The Waterloo Center for the Arts is an art museum in Waterloo, Iowa. It is home to the largest collection of Haitian art outside of Haiti. It also includes the Phelps Youth Pavilion, where children learn about art through art activities; as well as the Black Hawk Children's Theatre. The center has a permanent section of works by American artist Grant Wood. With Brown University and the Rhode Island School of Design, the Center sponsored a series called Reframing Haiti: Art, History, and Performativity. The center's official slogan is "Stimulating inquiry, provoking dialogue and connecting people through the arts."

== Galleries ==
The Center collects many kinds of art, including art from the American Midwest; American Decorative Arts; and international folk art. It has a significant collection of Mexican folk art, and the world's largest public collection of Haitian art.

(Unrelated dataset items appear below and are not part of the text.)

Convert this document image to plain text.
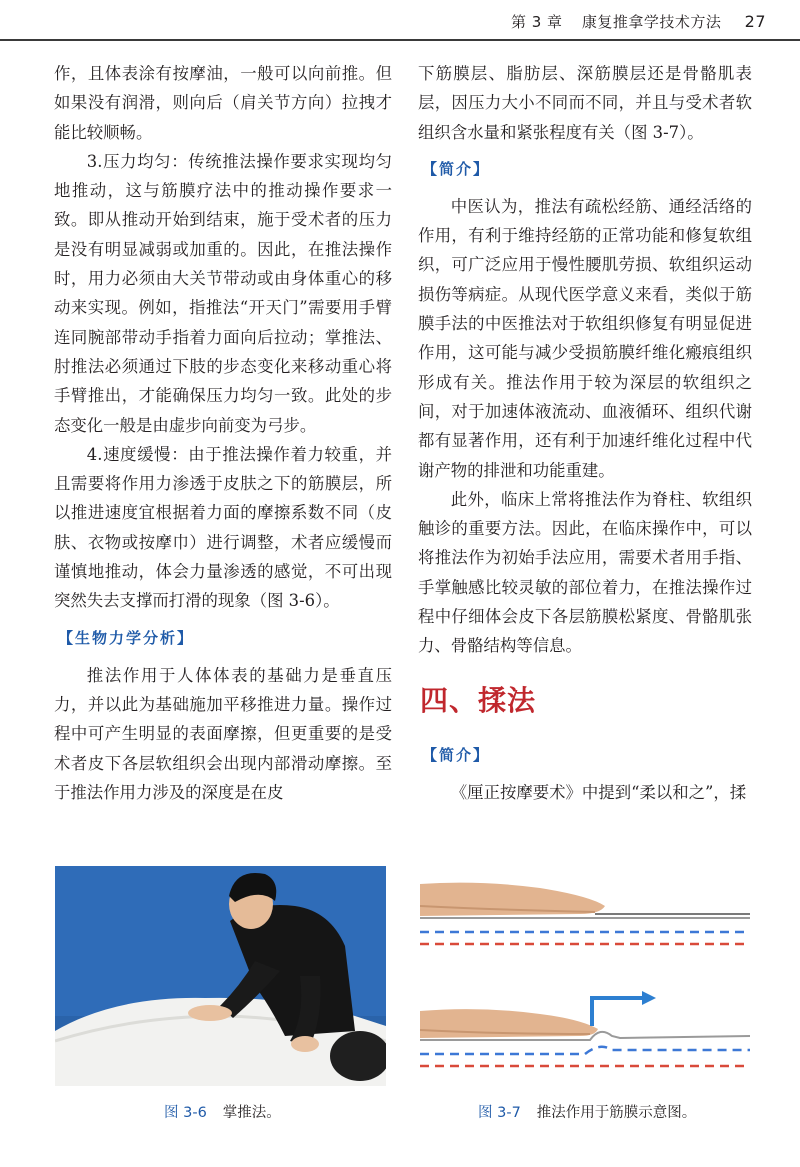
第 3 章 康复推拿学技术方法 27

作，且体表涂有按摩油，一般可以向前推。但如果没有润滑，则向后（肩关节方向）拉拽才能比较顺畅。

3.压力均匀：传统推法操作要求实现均匀地推动，这与筋膜疗法中的推动操作要求一致。即从推动开始到结束，施于受术者的压力是没有明显减弱或加重的。因此，在推法操作时，用力必须由大关节带动或由身体重心的移动来实现。例如，指推法“开天门”需要用手臂连同腕部带动手指着力面向后拉动；掌推法、肘推法必须通过下肢的步态变化来移动重心将手臂推出，才能确保压力均匀一致。此处的步态变化一般是由虚步向前变为弓步。

4.速度缓慢：由于推法操作着力较重，并且需要将作用力渗透于皮肤之下的筋膜层，所以推进速度宜根据着力面的摩擦系数不同（皮肤、衣物或按摩巾）进行调整，术者应缓慢而谨慎地推动，体会力量渗透的感觉，不可出现突然失去支撑而打滑的现象（图 3-6）。

【生物力学分析】

推法作用于人体体表的基础力是垂直压力，并以此为基础施加平移推进力量。操作过程中可产生明显的表面摩擦，但更重要的是受术者皮下各层软组织会出现内部滑动摩擦。至于推法作用力涉及的深度是在皮

下筋膜层、脂肪层、深筋膜层还是骨骼肌表层，因压力大小不同而不同，并且与受术者软组织含水量和紧张程度有关（图 3-7）。

【简介】

中医认为，推法有疏松经筋、通经活络的作用，有利于维持经筋的正常功能和修复软组织，可广泛应用于慢性腰肌劳损、软组织运动损伤等病症。从现代医学意义来看，类似于筋膜手法的中医推法对于软组织修复有明显促进作用，这可能与减少受损筋膜纤维化瘢痕组织形成有关。推法作用于较为深层的软组织之间，对于加速体液流动、血液循环、组织代谢都有显著作用，还有利于加速纤维化过程中代谢产物的排泄和功能重建。

此外，临床上常将推法作为脊柱、软组织触诊的重要方法。因此，在临床操作中，可以将推法作为初始手法应用，需要术者用手指、手掌触感比较灵敏的部位着力，在推法操作过程中仔细体会皮下各层筋膜松紧度、骨骼肌张力、骨骼结构等信息。

四、揉法
【简介】

《厘正按摩要术》中提到“柔以和之”，揉

图 3-6 掌推法。	图 3-7 推法作用于筋膜示意图。
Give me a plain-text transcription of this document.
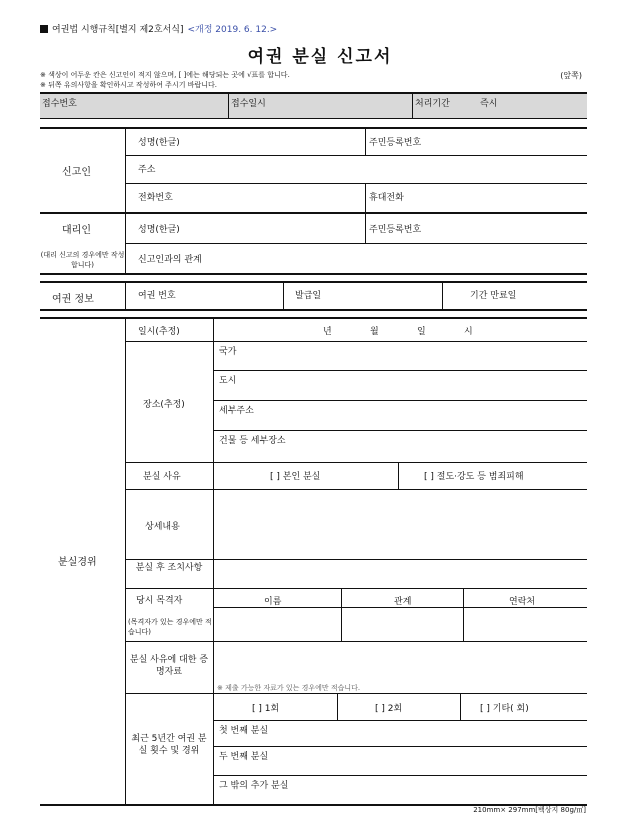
여권법 시행규칙[별지 제2호서식] <개정 2019. 6. 12.>
여권 분실 신고서
※ 색상이 어두운 칸은 신고인이 적지 않으며, [ ]에는 해당되는 곳에 √표를 합니다.
※ 뒤쪽 유의사항을 확인하시고 작성하여 주시기 바랍니다.
(앞쪽)
접수번호	접수일시	처리기간	즉시
신고인
성명(한글)	주민등록번호
주소
전화번호	휴대전화
대리인
(대리 신고의 경우에만 작성합니다)
성명(한글)	주민등록번호
신고인과의 관계
여권 정보	여권 번호	발급일	기간 만료일
분실경위
일시(추정)	년	월	일	시
장소(추정)
국가
도시
세부주소
건물 등 세부장소
분실 사유	[ ] 본인 분실	[ ] 절도·강도 등 범죄피해
상세내용
분실 후 조치사항
당시 목격자
(목격자가 있는 경우에만 적습니다)
이름	관계	연락처
분실 사유에 대한 증명자료
※ 제출 가능한 자료가 있는 경우에만 적습니다.
최근 5년간 여권 분실 횟수 및 경위
[ ] 1회	[ ] 2회	[ ] 기타( 회)
첫 번째 분실
두 번째 분실
그 밖의 추가 분실
210mm× 297mm[백상지 80g/㎡]
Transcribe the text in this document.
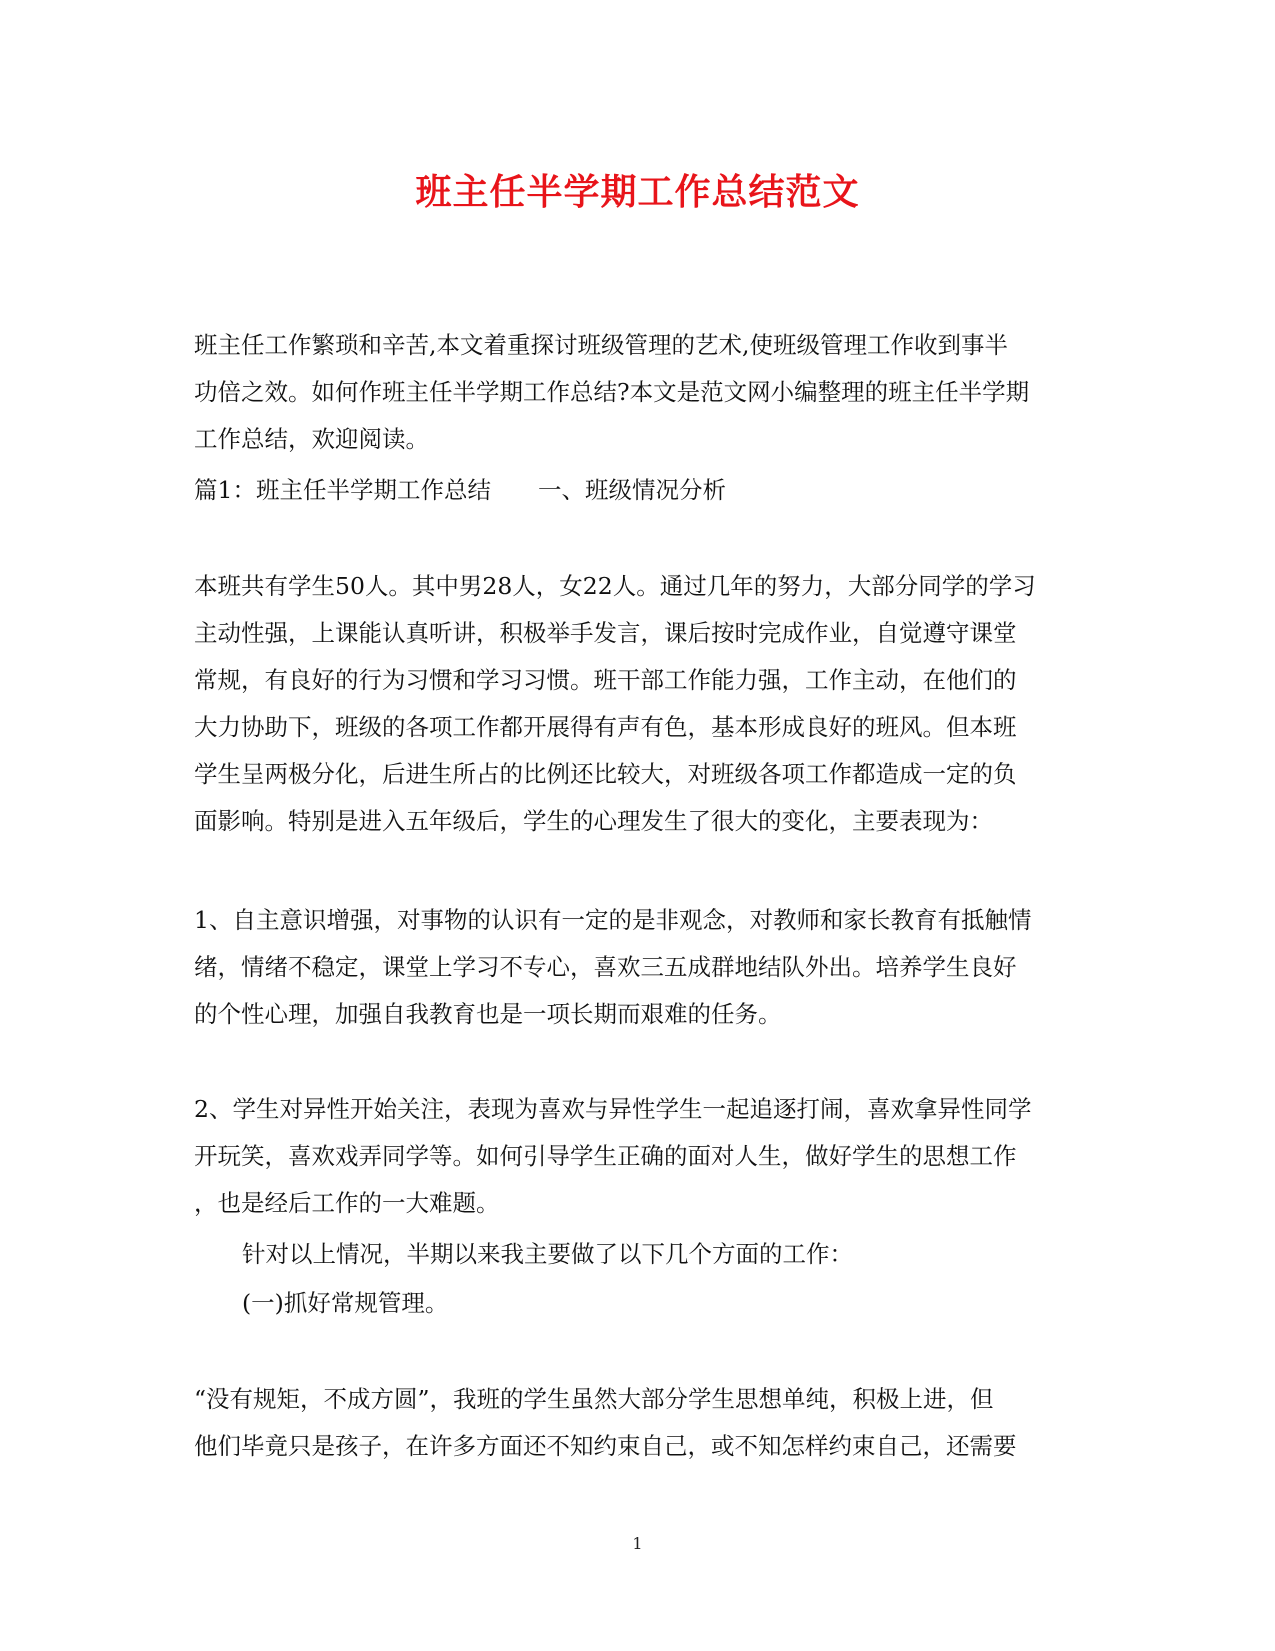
班主任半学期工作总结范文
班主任工作繁琐和辛苦,本文着重探讨班级管理的艺术,使班级管理工作收到事半
功倍之效。如何作班主任半学期工作总结?本文是范文网小编整理的班主任半学期
工作总结，欢迎阅读。
篇1：班主任半学期工作总结　　一、班级情况分析
本班共有学生50人。其中男28人，女22人。通过几年的努力，大部分同学的学习
主动性强，上课能认真听讲，积极举手发言，课后按时完成作业，自觉遵守课堂
常规，有良好的行为习惯和学习习惯。班干部工作能力强，工作主动，在他们的
大力协助下，班级的各项工作都开展得有声有色，基本形成良好的班风。但本班
学生呈两极分化，后进生所占的比例还比较大，对班级各项工作都造成一定的负
面影响。特别是进入五年级后，学生的心理发生了很大的变化，主要表现为：
1、自主意识增强，对事物的认识有一定的是非观念，对教师和家长教育有抵触情
绪，情绪不稳定，课堂上学习不专心，喜欢三五成群地结队外出。培养学生良好
的个性心理，加强自我教育也是一项长期而艰难的任务。
2、学生对异性开始关注，表现为喜欢与异性学生一起追逐打闹，喜欢拿异性同学
开玩笑，喜欢戏弄同学等。如何引导学生正确的面对人生，做好学生的思想工作
，也是经后工作的一大难题。
针对以上情况，半期以来我主要做了以下几个方面的工作：
(一)抓好常规管理。
“没有规矩，不成方圆”，我班的学生虽然大部分学生思想单纯，积极上进，但
他们毕竟只是孩子，在许多方面还不知约束自己，或不知怎样约束自己，还需要
1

Its permanent galleries include:

- The Forsberg Riverside Galleries, which focuses on Midwest art, American crafts and Haitian and Caribbean Art
- The Law-Reddington Galleries, with changing exhibits and a theatre
- The Reuling Feldman Galleries, containing a large portion of the center's Haitian art
- The Watkins Grand Foyer, with changing exhibits
- The Langlass Loft Gallery, with Haitian art, and a balcony overlooking the Watkins Grand Foyer and downtown Waterloo
- The Rotary Lichty Gallery, with community outreach exhibits
- The Longfellow Consourse, which includes the Waterloo Community Playhouse, Black Hawk Children's Theatre, changing art exhibits, and a view of the Cedar River
- The Urban Galleries, a series of art installations in downtown storefronts
- West Gallery, with changing exhibits
- The Block-Loomis Consourse, changing art exhibits with children in mind
- Riverloop Sculpture Plaza, with outdoor seating and sculptures from the center's permanent collection

== Other features ==
The Riverloop Amphitheatre is a rentable outdoor space with seating for up to 3,000, where outdoor concerts are held in the summertime.

Mark's Park is a summertime outdoor waterpark/playground for the free use of children. It is named after Mark Young, a Waterloo resident who died in a motorcycle accident in 2003.